Compiled by David Chen  /  Staff Reporter

There, there, Jerry Yan.

Photo: Taipei Times

No respect for the dead: That was the verdict laid upon newscaster Liang Fang-yu (梁芳瑜), whose recent comedic pursuits have backfired. The veteran anchor and producer with Chinese Television System (CTS, 華視) lost her job after a controversial segment in which she parodied an emotionally distraught North Korean television newscaster announcing the death of Kim Jong-il.

Liang, who was billed CTS’ “presidential elections special reporter” (大選情報員), donned traditional Korean attire and delivered the day’s campaign news in Mandarin with a fake Korean accent. Her report aired on the same day Kim’s death was announced.

The National Communications Commission wasn’t amused and gave CTS a public slap on the wrist. But viewers were equally outspoken about their disapproval, as reported by the China Times and the Apple Daily, both of which complained about the “entertainment-ization” (綜藝化) of CTS, which is a public service television station. Both papers raised the example of CTS’ young female weather newscasters, who dress in short skirts and “princess outfits” to deliver the day’s forecast.

While badly timed and in poor taste, Liang’s piece was nothing new. Silly costumes appear to have been her trademark in covering the campaigns for the 2012 presidential election. In past segments (all of which can be viewed on YouTube), she has dressed up as a fruit vendor, a cleaning lady and, as the China Times noted with disdain, a female samurai.

But Liang’s real problem could be that she just isn’t very funny. Her parody of Ri Chun-hee, the stern North Korean newscaster, was hardly original.
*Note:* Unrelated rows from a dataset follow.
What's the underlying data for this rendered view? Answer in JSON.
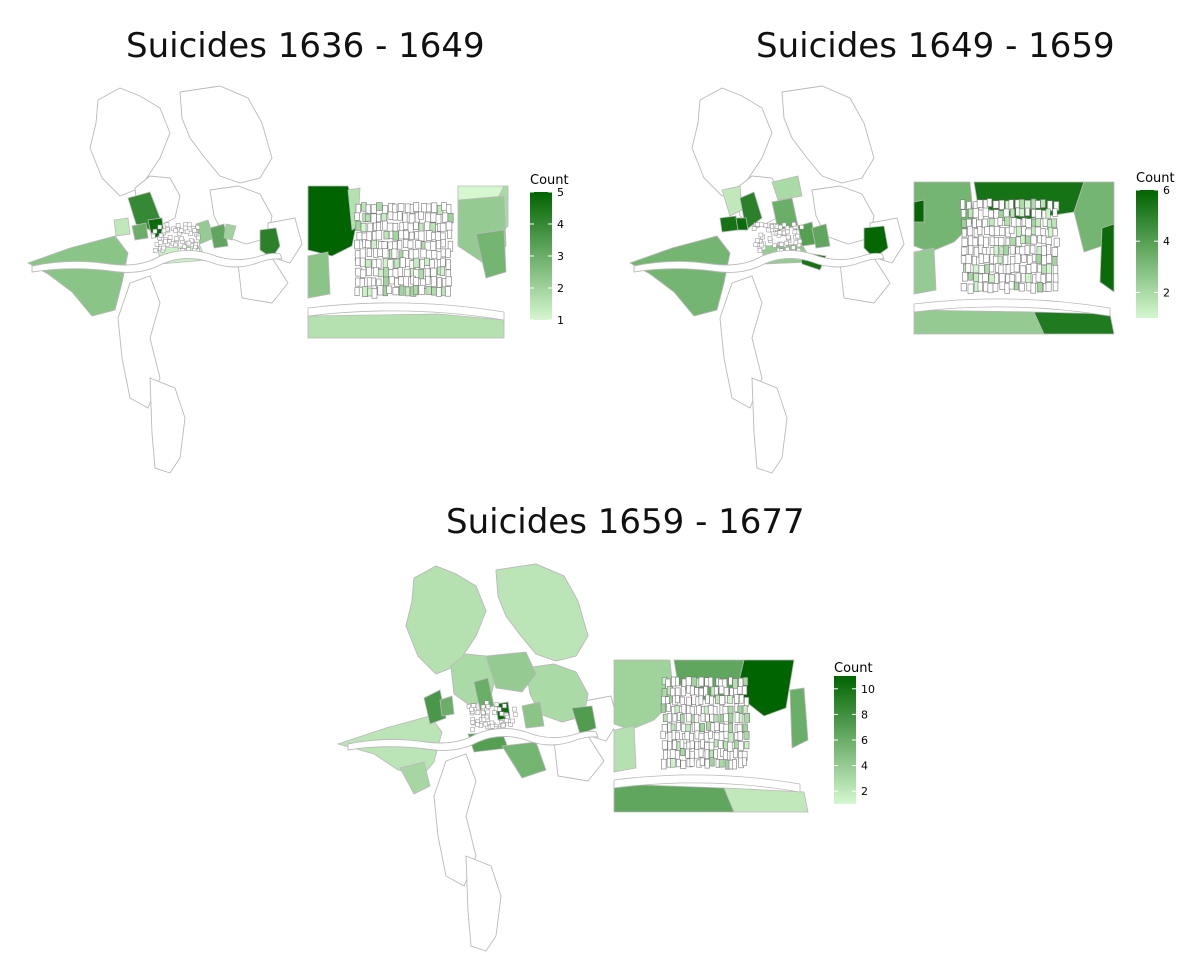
{
  "colors": {
    "low": "#d5f7d0",
    "high": "#006400",
    "outline": "#b9b9b9",
    "river": "#ffffff"
  },
  "panels": [
    {
      "title": "Suicides 1636 - 1649",
      "legend": {
        "title": "Count",
        "min": 1,
        "max": 5,
        "ticks": [
          "1",
          "2",
          "3",
          "4",
          "5"
        ]
      }
    },
    {
      "title": "Suicides 1649 - 1659",
      "legend": {
        "title": "Count",
        "min": 1,
        "max": 6,
        "ticks": [
          "2",
          "4",
          "6"
        ]
      }
    },
    {
      "title": "Suicides 1659 - 1677",
      "legend": {
        "title": "Count",
        "min": 1,
        "max": 11,
        "ticks": [
          "2",
          "4",
          "6",
          "8",
          "10"
        ]
      }
    }
  ]
}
Ri, who is famously known as “the People’s broadcaster” and is the subject of fascination as one of North Korea’s few celebrities, was spoofed in a series of skits last year by comedian Tai Chih-yuan (邰智源) on the popular show The Largest Political Party (全民最大黨). That program, as it happens, is also on the NCC’s watch list.

Back in the “real” entertainment world, Jerry Yan (言承旭) has hurt his finger. The heartthrob actor-singer broke a joint in his right index finger while playing basketball a few months ago, according to the Apple Daily, which spotted Yan at Show Chwan Memorial Hospital (秀傳紀念醫院) in Changhwa earlier this week.

The paper reported that Yan, who is working on a new film, has been making regular visits for treatment. He has difficulty even writing with a pen and will have to undergo surgery if the injury doesn’t heal within three months, the Apple said.

And as if that wasn’t exciting enough, enter Taiwanese supermodel Lin Chi-ling (林志玲), who is rumored to have rekindled a fire for Yan.

When reporters broke the news of Yan’s misfortune to Lin at a promotional event in Taichung, she was visibly moved, the Apple Daily noted, and relayed a message to him: “Please, [get well, get well, get well]! (請加油、加油、加油!) I will be sending you a lot of positive energy, and hope you are in good health.” When asked if she would be calling or texting Yan soon, she said “Yes, I will.”

The moment was encapsulated by a headline from our sister paper the Liberty Times that read “Jerry Yan is injured, Lin Chi-ling sends him a [get well] message of love.” (言承旭手傷 林志玲送愛的加油).

But it wasn’t just Lin’s concern that had gossip media heads spinning. She quashed some long-standing rumors about her past romances, telling reporters that contrary to reports, she was not making regular visits to the toliet magnate parents of Scott Chiu (邱士楷), a rumored past lover. She also said that she never dated IT tycoon Terry Gou (郭台銘).